Simple Breathing Expands Capacity to Be Fully Present
Learning to be present in the moment involves a simple exercise to build up your mental muscles to center yourself. Simply breathe and pay full attention to your breathing. Don’t force it, just breathe naturally. Pay attention to the sensations in your body as you breathe in and out. Is your jaw clenched? Are you anxious? Do you feel rushed or is it difficult to focus? Take some mindful breaths and let the tension and anxiety dissolve. Stay focused on your breathing for a few moments and don’t allow your mind to wander. Pull your mind back to focusing on the breathing. This simple meditation will help you learn to build your capacity to focus as your mental activity slows down and allows better concentration.
If you utilize this simple breathing meditation before you enter a patient’s room, it will help expand your capacity to be present in the moment and focus on the experience with your patient as you approach the tasks at hand. Your parasympathetic nervous system will activate and cause a relaxation response which in turn will allow you to feel more centered and be fully present with your patient. There are even including yoga and other forms of medication to learn and enhance your mindfulness.
Neuroscience presents evidence that the regions of your brain responsible for attention, problem solving, and intentional action will be enhanced as you practice this more and more. Your amygdala will be more engaged as well. You will be more aware of what’s actually happening around you and to your patient.

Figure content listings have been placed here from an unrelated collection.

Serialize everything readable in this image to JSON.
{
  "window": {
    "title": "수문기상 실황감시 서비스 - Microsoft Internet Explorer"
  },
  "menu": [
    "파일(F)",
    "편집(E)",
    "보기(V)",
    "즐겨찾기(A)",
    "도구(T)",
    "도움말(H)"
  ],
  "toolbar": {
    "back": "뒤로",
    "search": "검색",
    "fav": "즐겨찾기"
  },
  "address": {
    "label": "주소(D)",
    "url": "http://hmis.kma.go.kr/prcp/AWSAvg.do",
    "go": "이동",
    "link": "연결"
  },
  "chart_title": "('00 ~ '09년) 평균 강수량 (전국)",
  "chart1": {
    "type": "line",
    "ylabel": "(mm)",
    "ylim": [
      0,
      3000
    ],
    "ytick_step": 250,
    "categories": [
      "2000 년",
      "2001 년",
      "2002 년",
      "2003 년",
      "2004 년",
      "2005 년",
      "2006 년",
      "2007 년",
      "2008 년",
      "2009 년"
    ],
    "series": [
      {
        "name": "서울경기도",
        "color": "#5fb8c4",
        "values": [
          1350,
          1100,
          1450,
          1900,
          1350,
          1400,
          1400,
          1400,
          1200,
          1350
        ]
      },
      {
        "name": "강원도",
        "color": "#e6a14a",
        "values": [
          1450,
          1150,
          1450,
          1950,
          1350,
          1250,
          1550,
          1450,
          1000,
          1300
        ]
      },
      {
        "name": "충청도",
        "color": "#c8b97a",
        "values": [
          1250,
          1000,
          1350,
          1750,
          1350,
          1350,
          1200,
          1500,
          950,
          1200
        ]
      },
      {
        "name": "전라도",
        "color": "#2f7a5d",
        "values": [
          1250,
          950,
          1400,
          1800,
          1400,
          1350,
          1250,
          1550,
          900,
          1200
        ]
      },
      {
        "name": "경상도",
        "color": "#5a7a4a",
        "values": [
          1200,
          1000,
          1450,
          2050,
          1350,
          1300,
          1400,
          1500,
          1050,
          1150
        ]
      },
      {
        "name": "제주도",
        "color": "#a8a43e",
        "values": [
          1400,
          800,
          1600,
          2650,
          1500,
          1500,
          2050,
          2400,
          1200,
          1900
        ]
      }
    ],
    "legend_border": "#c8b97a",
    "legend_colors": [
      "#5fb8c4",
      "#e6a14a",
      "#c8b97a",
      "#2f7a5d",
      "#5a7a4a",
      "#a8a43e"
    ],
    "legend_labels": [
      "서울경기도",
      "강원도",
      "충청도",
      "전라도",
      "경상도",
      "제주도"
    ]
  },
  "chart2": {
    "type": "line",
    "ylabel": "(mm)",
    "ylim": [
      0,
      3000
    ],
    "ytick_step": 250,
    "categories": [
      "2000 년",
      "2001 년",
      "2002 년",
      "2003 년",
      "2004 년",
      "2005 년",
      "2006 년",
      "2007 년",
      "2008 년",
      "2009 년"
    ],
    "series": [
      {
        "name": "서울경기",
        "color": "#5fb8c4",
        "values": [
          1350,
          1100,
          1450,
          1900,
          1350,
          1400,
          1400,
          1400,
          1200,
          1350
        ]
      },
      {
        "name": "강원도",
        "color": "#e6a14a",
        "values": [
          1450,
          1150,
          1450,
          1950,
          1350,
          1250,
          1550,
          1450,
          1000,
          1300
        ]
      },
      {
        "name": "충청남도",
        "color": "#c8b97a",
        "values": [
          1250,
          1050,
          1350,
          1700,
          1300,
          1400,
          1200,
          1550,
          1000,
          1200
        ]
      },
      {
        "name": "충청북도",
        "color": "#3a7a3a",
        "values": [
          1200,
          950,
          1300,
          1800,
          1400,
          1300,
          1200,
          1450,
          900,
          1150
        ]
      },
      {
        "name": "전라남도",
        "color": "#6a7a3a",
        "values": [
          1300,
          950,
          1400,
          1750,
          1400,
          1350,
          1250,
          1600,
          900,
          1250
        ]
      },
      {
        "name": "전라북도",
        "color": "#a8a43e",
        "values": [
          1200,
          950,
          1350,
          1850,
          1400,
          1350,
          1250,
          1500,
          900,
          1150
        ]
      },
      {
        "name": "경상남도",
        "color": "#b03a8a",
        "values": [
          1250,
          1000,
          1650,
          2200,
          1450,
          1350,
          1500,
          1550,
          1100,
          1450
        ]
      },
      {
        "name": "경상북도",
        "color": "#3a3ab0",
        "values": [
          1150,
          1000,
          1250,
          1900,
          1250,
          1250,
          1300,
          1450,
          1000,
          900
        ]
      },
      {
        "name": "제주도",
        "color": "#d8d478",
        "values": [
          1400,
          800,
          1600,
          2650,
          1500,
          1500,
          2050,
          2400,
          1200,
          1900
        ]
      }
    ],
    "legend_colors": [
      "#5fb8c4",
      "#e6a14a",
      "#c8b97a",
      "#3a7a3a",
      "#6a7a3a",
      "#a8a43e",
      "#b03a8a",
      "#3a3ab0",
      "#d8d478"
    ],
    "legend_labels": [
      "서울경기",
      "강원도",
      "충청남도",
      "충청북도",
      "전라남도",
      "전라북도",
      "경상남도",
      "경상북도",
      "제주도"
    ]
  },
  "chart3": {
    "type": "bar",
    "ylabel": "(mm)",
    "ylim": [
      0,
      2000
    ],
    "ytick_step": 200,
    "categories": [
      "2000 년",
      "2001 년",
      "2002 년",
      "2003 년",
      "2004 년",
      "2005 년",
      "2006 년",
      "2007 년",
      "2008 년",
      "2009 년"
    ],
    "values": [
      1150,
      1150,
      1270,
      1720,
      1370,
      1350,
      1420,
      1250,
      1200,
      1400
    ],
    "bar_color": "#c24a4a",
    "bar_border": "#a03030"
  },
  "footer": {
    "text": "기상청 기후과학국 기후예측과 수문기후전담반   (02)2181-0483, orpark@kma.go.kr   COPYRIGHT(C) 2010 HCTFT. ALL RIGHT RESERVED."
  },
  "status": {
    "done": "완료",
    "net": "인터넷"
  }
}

Your ability to focus and see situations more clearly will help you to problem-solve and respond to situations instead of reacting. This will improve your own self-care as well as improve the care and outcomes for your patient. Another benefit will be that more can be accomplished in less time because of your improved awareness while closing out distractions. Outcomes will also improve.
With an improved keen awareness mindful communication can be achieved. A more focused approach to patient care means that you the nurse are aware of far more details and able to plan and focus the care and patent education where it is needed. It also means decisions are not just autopilot reactions based on broad standards of care that are not patient-centered. Nurses can then delegate tasks with improved oversight and safety. This will improve the sense of teamwork and ease many of the stresses of patient care. Mindfulness will also contribute to patient safety with fewer
Mindfulness becomes a way of life as you set intentions and focus your attention to your patients’ specific needs. In addition, your own your experience will improve. You will find yourself responding more and reacting or judging less. Through this improved receptivity and awareness, you will find a deeper understanding of clinical situations and problem-solving. Your patients will have a better connection with you and appreciate your compassion, your knowledge, and your expertise.